Several other first-line regimens for recurrent of metastatic cervical cancer had also been evaluated in the adjuvant setting with encouraging oncologic outcomes, including gemcitabine plus cisplatin (GP) or paclitaxel plus carboplatin (TC) regimen, etc. [18, 19]. However, nearly 90% of the participants prescribed with GP regimen experienced grade 3–4 complications including 2 possibly toxicity-related deaths, whereas TC -based CCRT followed by adjuvant chemotherapy was associated with a 60.0% occurrence of grade 3–4 acute hematological toxicity or even higher [18, 20]. In comparison, TP or TN regimen seem to be more tolerable, as severe hematological toxicities were reported to be 36% and 21.8% in the present study and in Zhang’s study, respectively [21]. In this regard, TP or TN regimens seemed to be preferred adjuvant options following CCRT.
Yet, Choi et al. revealed that although hematological relapse was statistically reduced by adjuvant PF regimen, the occurrence of non-regional lymphogenous relapse remained unaffected [17]. In a series consisted entirely of patients with lymphadenopathy, Abe et al. even failed to disclose an improved DFS when adjuvant TC regimen was administered. [20]. A similar trend was observed in the current study, as hematological spread was diminished to the low of 3.8%, while out-field lymphogenous metastasis occurred in 9.6% of the patients.
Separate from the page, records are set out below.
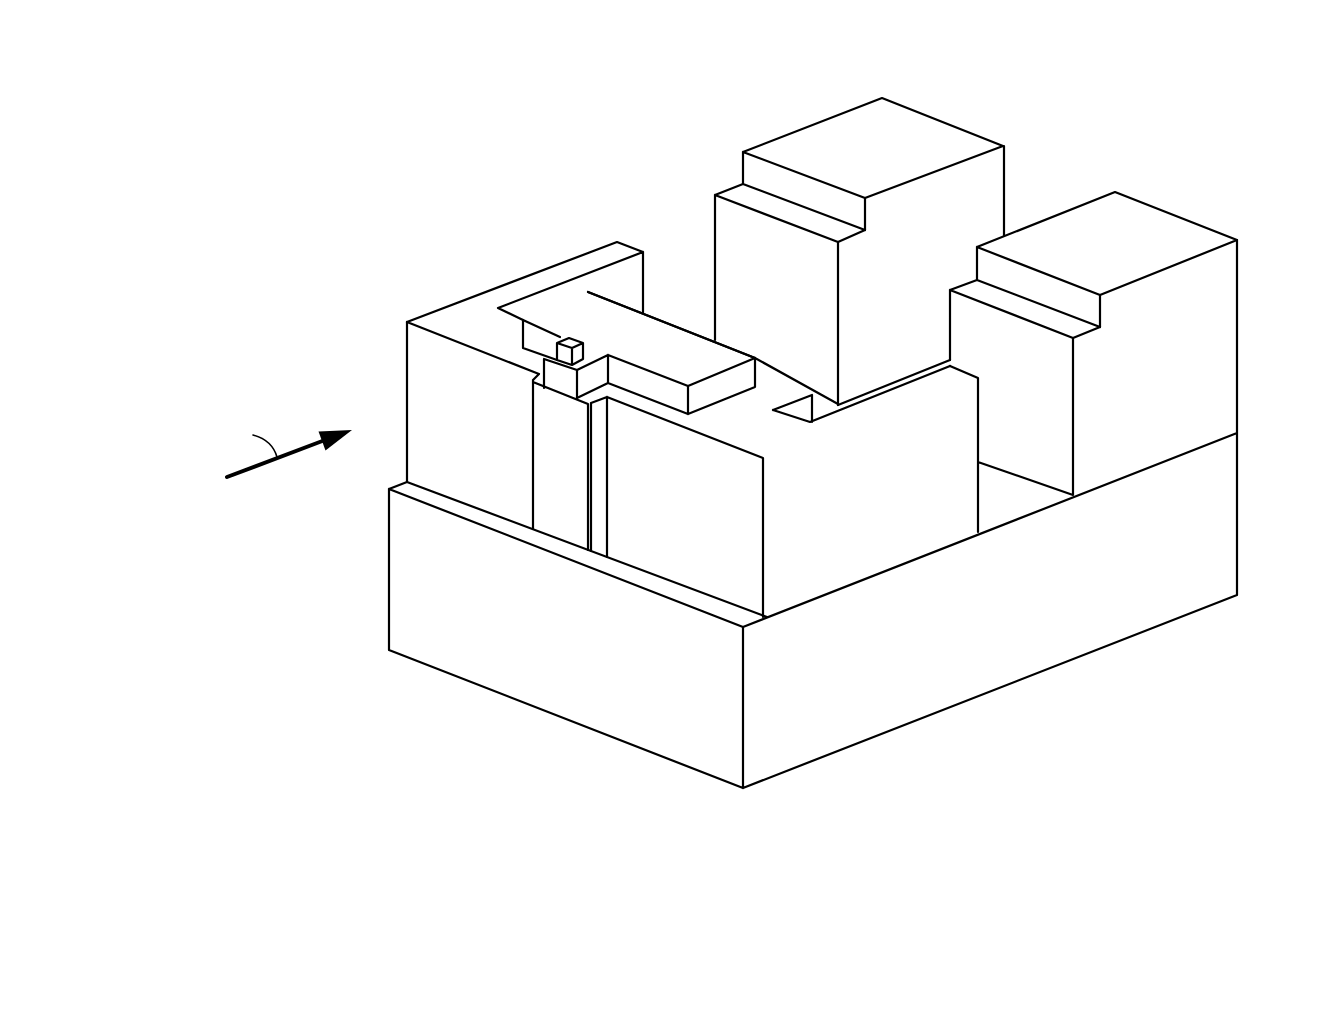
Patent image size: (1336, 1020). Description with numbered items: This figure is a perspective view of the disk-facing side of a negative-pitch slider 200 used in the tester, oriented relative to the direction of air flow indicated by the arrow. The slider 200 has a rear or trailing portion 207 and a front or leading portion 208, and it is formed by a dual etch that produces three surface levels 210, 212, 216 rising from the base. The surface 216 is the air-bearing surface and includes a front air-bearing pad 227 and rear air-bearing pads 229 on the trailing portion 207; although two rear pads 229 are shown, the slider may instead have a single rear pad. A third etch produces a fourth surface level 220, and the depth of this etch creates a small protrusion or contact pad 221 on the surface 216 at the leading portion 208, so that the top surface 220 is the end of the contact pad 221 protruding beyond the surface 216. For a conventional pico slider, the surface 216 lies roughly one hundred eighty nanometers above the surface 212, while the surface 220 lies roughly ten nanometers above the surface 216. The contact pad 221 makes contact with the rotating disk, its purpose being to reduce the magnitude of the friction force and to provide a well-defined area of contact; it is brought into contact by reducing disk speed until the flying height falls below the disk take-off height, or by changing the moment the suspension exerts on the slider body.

The negative-pitch slider 200 is at (912, 68).
The trailing portion 207 is at (1212, 212).
The leading portion 208 is at (428, 276).
The surface level 210 is at (1016, 507).
The surface level 212 is at (737, 193).
The air-bearing surface 216 is at (802, 138).
The fourth surface level 220 is at (570, 338).
The contact pad 221 is at (585, 355).
The front air-bearing pad 227 is at (715, 353).
The rear air-bearing pads 229 is at (970, 138).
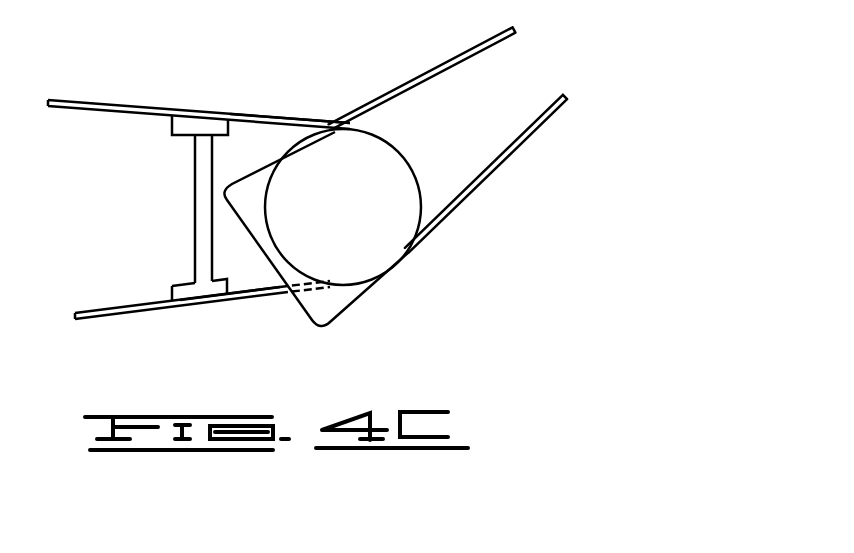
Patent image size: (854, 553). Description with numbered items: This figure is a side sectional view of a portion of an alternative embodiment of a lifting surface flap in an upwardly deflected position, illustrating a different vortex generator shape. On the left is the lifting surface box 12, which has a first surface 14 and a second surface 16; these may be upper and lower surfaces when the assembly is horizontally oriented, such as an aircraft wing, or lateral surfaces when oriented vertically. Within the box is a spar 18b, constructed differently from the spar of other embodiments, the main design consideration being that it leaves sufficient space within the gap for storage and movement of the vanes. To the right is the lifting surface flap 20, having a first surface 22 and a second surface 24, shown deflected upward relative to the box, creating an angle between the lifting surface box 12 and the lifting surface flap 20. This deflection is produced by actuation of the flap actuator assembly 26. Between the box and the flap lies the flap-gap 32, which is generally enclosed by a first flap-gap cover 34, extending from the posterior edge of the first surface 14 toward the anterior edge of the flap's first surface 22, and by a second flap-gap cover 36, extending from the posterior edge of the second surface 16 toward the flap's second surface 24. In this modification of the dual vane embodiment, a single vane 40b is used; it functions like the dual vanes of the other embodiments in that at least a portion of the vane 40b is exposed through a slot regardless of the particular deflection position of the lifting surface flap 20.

The lifting surface box 12 is at (169, 171).
The first surface 14 is at (123, 105).
The second surface 16 is at (125, 317).
The spar 18b is at (203, 205).
The lifting surface flap 20 is at (489, 175).
The first surface 22 is at (445, 60).
The second surface 24 is at (481, 196).
The flap actuator assembly 26 is at (378, 228).
The flap-gap 32 is at (233, 267).
The first flap-gap cover 34 is at (267, 114).
The second flap-gap cover 36 is at (243, 300).
The vane 40b is at (335, 303).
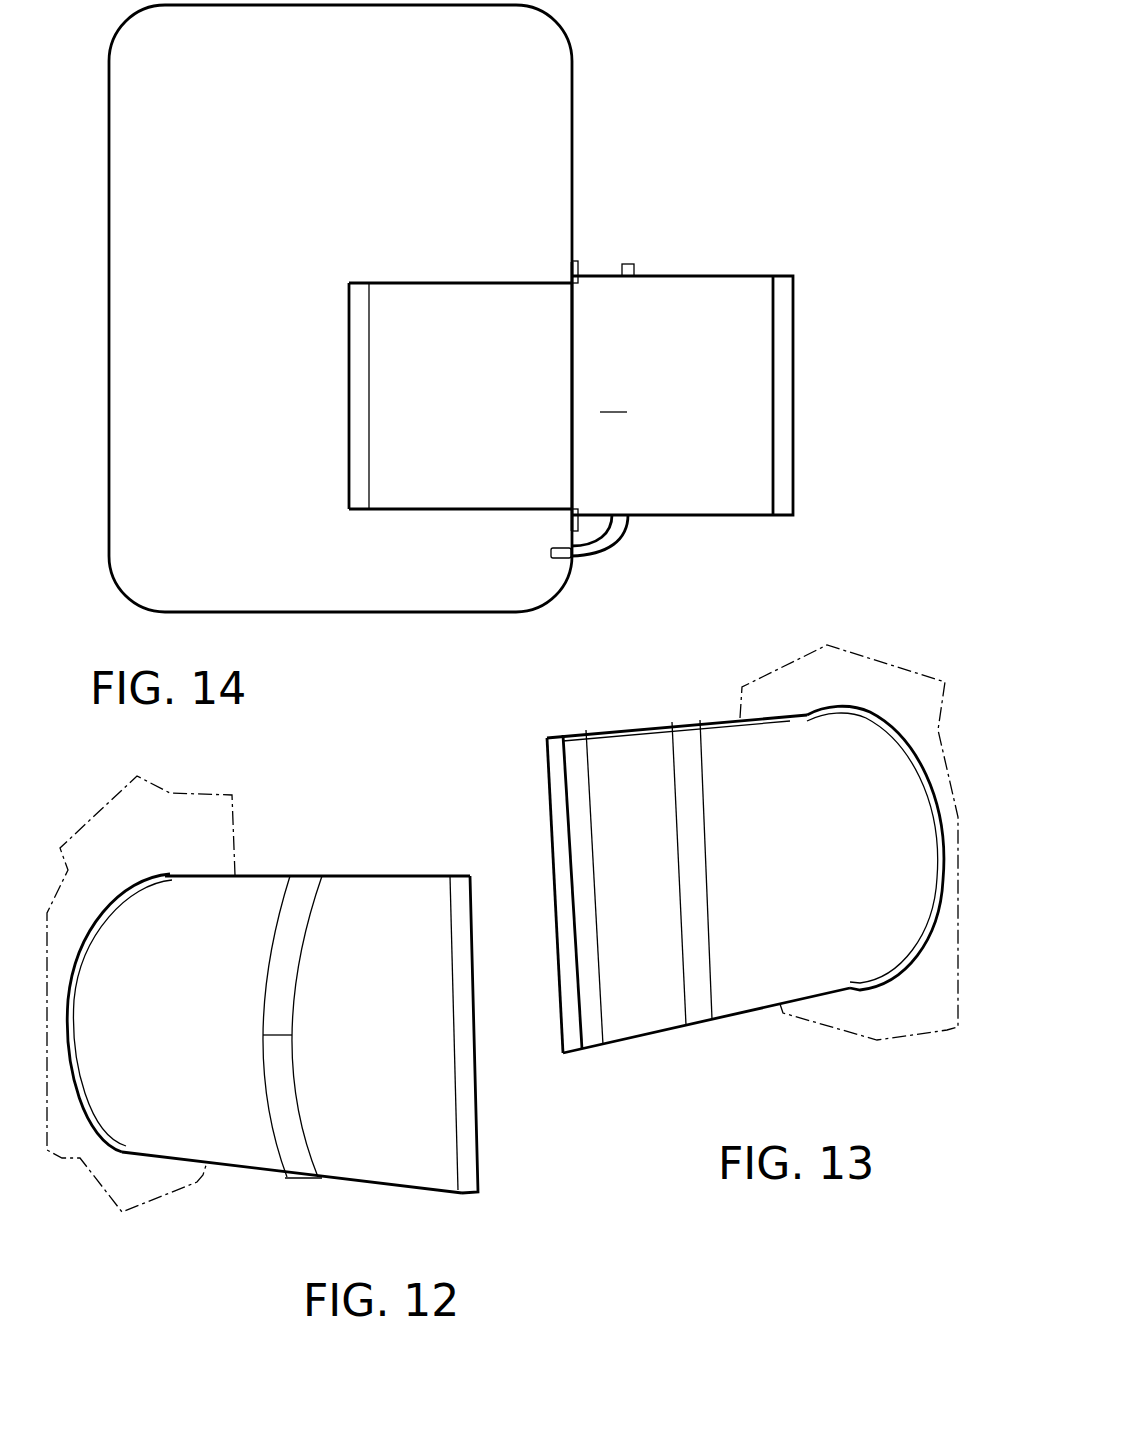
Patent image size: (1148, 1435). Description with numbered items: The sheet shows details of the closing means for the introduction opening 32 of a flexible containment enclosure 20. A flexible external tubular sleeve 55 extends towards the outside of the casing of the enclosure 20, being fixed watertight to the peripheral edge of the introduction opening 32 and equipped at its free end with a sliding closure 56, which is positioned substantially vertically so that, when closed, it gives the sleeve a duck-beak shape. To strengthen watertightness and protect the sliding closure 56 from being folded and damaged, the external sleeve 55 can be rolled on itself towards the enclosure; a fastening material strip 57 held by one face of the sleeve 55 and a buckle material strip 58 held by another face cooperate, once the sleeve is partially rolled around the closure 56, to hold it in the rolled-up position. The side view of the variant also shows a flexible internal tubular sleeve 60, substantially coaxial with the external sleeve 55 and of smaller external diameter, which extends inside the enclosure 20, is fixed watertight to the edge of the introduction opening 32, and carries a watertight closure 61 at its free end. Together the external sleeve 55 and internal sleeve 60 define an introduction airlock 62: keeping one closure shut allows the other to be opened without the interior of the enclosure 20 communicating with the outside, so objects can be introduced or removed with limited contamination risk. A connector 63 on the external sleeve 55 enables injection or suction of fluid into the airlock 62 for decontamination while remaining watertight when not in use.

In FIG. 14, the flexible containment enclosure 20 is at (580, 105).
In FIG. 12, the flexible containment enclosure 20 is at (130, 1183).
In FIG. 14, the introduction opening 32 is at (578, 270).
In FIG. 12, the introduction opening 32 is at (82, 1110).
In FIG. 14, the external tubular sleeve 55 is at (717, 482).
In FIG. 12, the external tubular sleeve 55 is at (405, 905).
In FIG. 13, the external tubular sleeve 55 is at (800, 930).
In FIG. 14, the sliding closure 56 is at (783, 401).
In FIG. 12, the sliding closure 56 is at (468, 1152).
In FIG. 13, the sliding closure 56 is at (568, 968).
In FIG. 12, the fastening material strip 57 is at (300, 895).
In FIG. 13, the buckle material strip 58 is at (703, 1007).
In FIG. 14, the internal tubular sleeve 60 is at (457, 505).
In FIG. 14, the watertight closure 61 is at (340, 483).
In FIG. 14, the introduction airlock 62 is at (603, 548).
In FIG. 14, the connector 63 is at (634, 270).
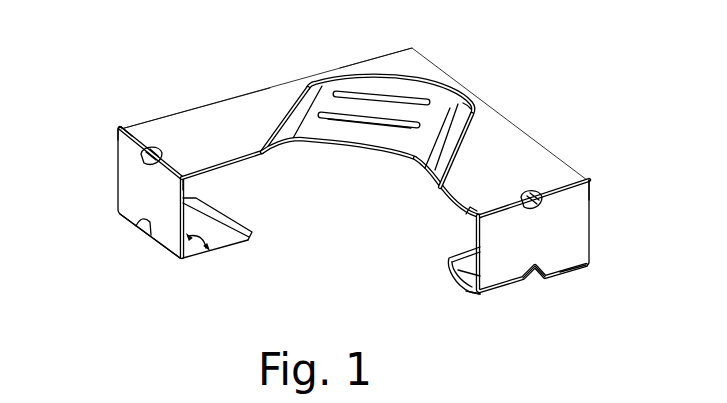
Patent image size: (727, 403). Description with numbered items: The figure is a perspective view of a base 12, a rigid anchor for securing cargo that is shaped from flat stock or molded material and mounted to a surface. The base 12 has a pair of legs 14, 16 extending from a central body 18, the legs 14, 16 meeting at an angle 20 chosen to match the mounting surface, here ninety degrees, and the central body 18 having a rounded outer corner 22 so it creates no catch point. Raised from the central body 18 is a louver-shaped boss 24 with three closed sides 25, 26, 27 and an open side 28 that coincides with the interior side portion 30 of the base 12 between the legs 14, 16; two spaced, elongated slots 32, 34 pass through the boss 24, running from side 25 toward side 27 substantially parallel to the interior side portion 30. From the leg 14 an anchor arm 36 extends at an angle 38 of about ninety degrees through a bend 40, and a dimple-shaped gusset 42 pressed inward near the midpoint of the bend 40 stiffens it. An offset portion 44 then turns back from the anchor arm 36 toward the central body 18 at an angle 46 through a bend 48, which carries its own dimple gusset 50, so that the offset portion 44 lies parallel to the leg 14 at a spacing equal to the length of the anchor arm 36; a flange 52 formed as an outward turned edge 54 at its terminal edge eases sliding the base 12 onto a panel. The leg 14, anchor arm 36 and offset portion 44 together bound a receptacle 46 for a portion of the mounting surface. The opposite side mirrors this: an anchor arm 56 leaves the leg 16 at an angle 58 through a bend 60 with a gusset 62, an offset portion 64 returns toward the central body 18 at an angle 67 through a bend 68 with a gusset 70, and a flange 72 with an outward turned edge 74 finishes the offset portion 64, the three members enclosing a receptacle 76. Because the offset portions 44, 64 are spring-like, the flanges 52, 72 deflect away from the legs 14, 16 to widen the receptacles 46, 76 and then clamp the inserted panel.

The base 12 is at (493, 117).
The leg 14 is at (229, 148).
The leg 16 is at (533, 173).
The central body 18 is at (292, 90).
The angle 20 is at (430, 68).
The rounded outer corner 22 is at (473, 93).
The boss 24 is at (437, 125).
The closed side 25 is at (290, 112).
The closed side 26 is at (337, 75).
The closed side 27 is at (453, 138).
The open side 28 is at (401, 167).
The interior side portion 30 is at (321, 143).
The slot 32 is at (368, 122).
The slot 34 is at (430, 110).
The anchor arm 36 is at (126, 193).
The angle 38 is at (188, 178).
The bend 40 is at (123, 137).
The gusset 42 is at (156, 147).
The offset portion 44 is at (221, 246).
The receptacle 46 is at (240, 198).
The bend 48 is at (160, 247).
The gusset 50 is at (142, 236).
The flange 52 is at (249, 243).
The outward turned edge 54 is at (243, 213).
The anchor arm 56 is at (567, 235).
The angle 58 is at (467, 210).
The bend 60 is at (591, 182).
The gusset 62 is at (567, 190).
The offset portion 64 is at (454, 272).
The angle 67 is at (468, 288).
The bend 68 is at (573, 282).
The gusset 70 is at (532, 277).
The flange 72 is at (480, 248).
The outward turned edge 74 is at (450, 256).
The receptacle 76 is at (436, 211).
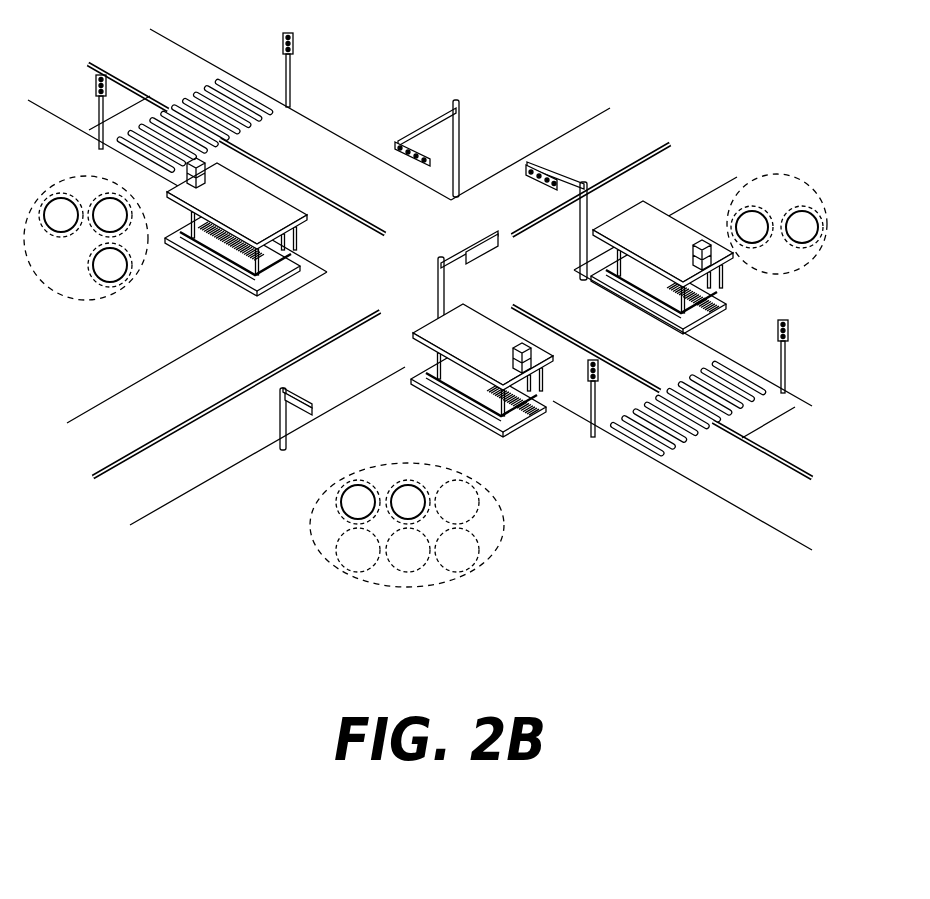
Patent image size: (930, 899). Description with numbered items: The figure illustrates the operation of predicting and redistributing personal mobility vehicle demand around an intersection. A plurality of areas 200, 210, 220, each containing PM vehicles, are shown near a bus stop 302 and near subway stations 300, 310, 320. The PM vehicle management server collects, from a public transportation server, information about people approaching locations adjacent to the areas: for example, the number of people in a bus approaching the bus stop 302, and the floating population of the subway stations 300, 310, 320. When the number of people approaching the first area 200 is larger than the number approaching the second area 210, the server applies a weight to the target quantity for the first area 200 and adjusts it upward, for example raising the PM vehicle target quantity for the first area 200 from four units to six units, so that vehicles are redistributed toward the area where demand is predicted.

The first area 200 is at (505, 520).
The second area 210 is at (57, 180).
The area 220 is at (780, 172).
The subway station 300 is at (452, 400).
The bus stop 302 is at (313, 410).
The subway station 310 is at (226, 266).
The subway station 320 is at (651, 216).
Therefore, further investigations should be focused on exploring novel agents more effective in sterilizing tumor cells harbored in lymph nodes.
Due to the relatively small study population and lack of valid control group, a selection bias could not be avoided in the current study. Besides, although designed to identify an optimal treatment regimen for advanced LACC, several emerging radiation techniques which might further improve therapeutic-ratio, such as pet-CT based planning and image-guided adaptive brachytherapy, were not included in the current study. Nevertheless, the strength of this study lies in that it represents the largest study composed homogeneously of high-risk patients treated with a well-established highly effective cytotoxic regimen, so that confounding effects of the enrollment of low-risk patients or less potent regimens were minimized.